While some of the specifics are still unclear, the framework is in place and Beal will be heading west to team up with Kevin Durant, Devin Booker and Deandre Ayton. The Wizards, meanwhile, have officially started a long-awaited rebuild. Let's grade the trade. 

Suns receive

The Suns made what appeared to be their all-in move at the deadline last season when they acquired Durant, but managed to take advantage of the cut-rate price for Beal to add yet another All-Star to the roster. In terms of pure talent, there's no question the Suns got better on Sunday.

Beal has struggled a bit the past two seasons, both with injuries and inconsistent play, but he's just a few years removed from averaging 31.3 points, he scores at all three levels and has grown into a solid playmaker. He'll give the Suns yet another perimeter threat who can feast on open shots and will make life easier for Durant and Booker. All they had to give up was an aging Paul and a little-used role player in Shamet, along with some second-round picks. 

Even if you have some questions about Beal's ability to move the needle, adding him for this price is a no-brainer; in a vacuum, they crushed this trade. The potential cause for concern in Phoenix is some of the ancillary aspects of the deal -- namely their lack of depth and salary cap limitations. 

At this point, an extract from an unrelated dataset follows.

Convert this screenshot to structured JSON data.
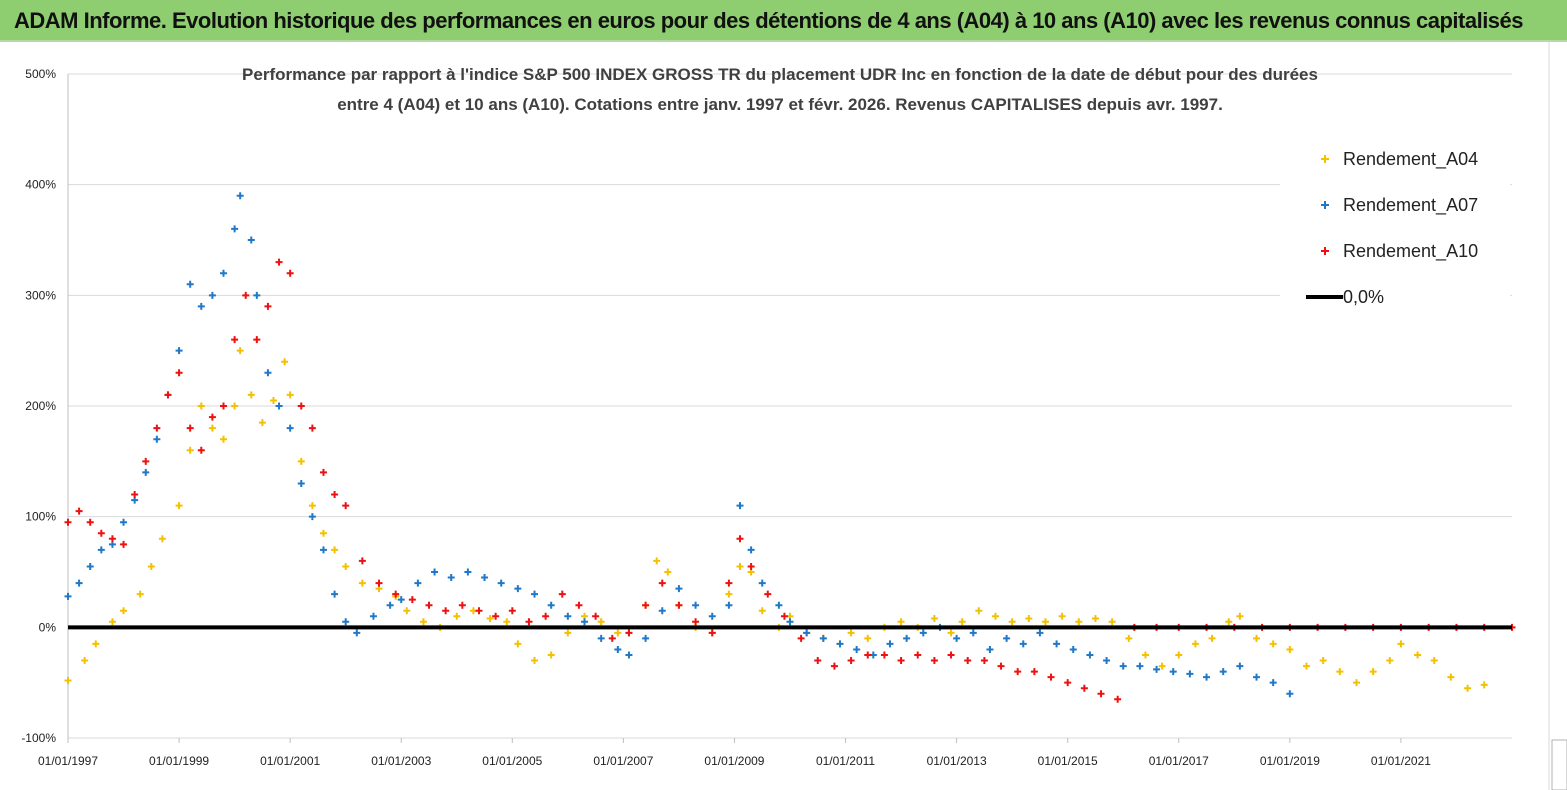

As of now, the Suns have five players signed for next season: Durant, Booker, Beal, Ayton and Cameron Payne. They will be paying that quintet just under $170M, which puts them well over the salary cap and luxury tax. With their core four all locked into long-term deals, they will be a tax-paying team for years to come just as the new collective bargaining agreement -- which starts this season -- will make that status more prohibitive than ever. 

The Suns will be severely limited as they look to fill out the rest of their roster or potentially make trades in the future, and new owner Mat Ishbia will have to pay significant tax penalties. All of that is worth it  if you win a title, of course, but whether Beal is enough to get them over that hump remains to be seen. The offense is going to be awesome, but defense and depth remain concerns. 

Whatever happens, you certainly can't accuse the Suns of not trying. 

Grade: B

Wizards receive

  • Chris Paul
  • Landry Shamet
  • Multiple second-round picks
  • Multiple pick-swaps

Beal had a no-trade clause and one of the worst contracts in the league, but even so, this is a shocking return for the Wizards, who essentially just salary dumped a 29-year-old three-time All-Star. Even if they're able to re-route Paul to a third team and add some extra assets this is brutal. They couldn't even get a draft pick worth getting excited about! The biggest takeaway from this deal is just how many mistakes the Wizards have made in recent years, specifically in regards to Beal. Not only did they cling on to him in the hopes of maintaining some semblance of relevance -- for which they were rewarded with one playoff appearance -- they gave him a max extension and threw in a no-trade clause for some reason. Now, they were forced to give him away for nothing and will start a rebuild the year after a generational prospect enters the league. 

There's really not much else to say here. Washington has needed a reset for a while, but this is not the way that anyone would have hoped for it to begin. This has to be an extremely frustrating day for Wizards fans, and probably many in the new front office as well.